Devine also has a long-standing relationship with New York City, which is most evident in his portfolio of panoramic photographs celebrating New York bridges, which, though printed on a small scale, still capture the grandeur of the monumental structures spanning the Hudson and East Rivers. These historic images exist in dialogue with The Bethesda Terrace, which showcases the well-frequented romantic spot in the middle of Central Park. Devine was awarded a John Simon Guggenheim Memorial Fellowship for The Bethesda Terrace in 1985.

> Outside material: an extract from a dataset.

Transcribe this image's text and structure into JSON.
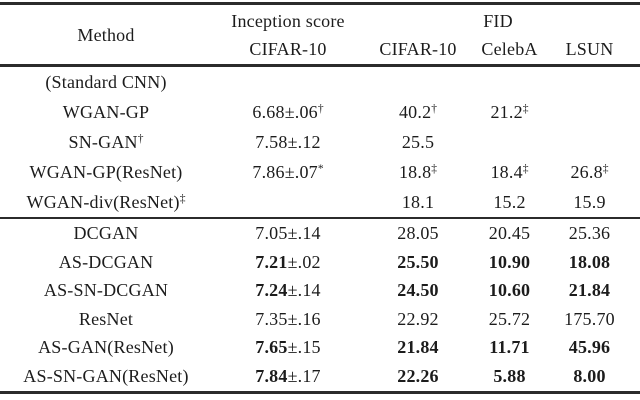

When Devine developed problems with his balance as a result of inner-ear issues, he switched to smaller cameras and ultimately to digital. The artist describes this forced change of format as a “disguised blessing”: “Everything was new again. More spontaneous, more flexible, more surprising.” His most recent exhibition featured layers of imagery—art books and postcards, batteries, rubber bands, dice, and hard-boiled eggs on breakfast tables—that provide a diary of domestic activities as well as a library of the images that have defined the artist’s sensibility. The resulting eclectic collages veer gently into the realm of abstraction; at once concrete and elusive, they are, in the artist’s words, “wildly gregarious, and when they get together they often surprise with unexpected connections.”
Devine’s photographs are in the collection of the Metropolitan Museum, New York; The Museum of Modern Art, New York; The San Francisco Museum of Art, San Francisco; The Art Institute of Chicago, Chicago; and The Victoria and Albert Museum, London.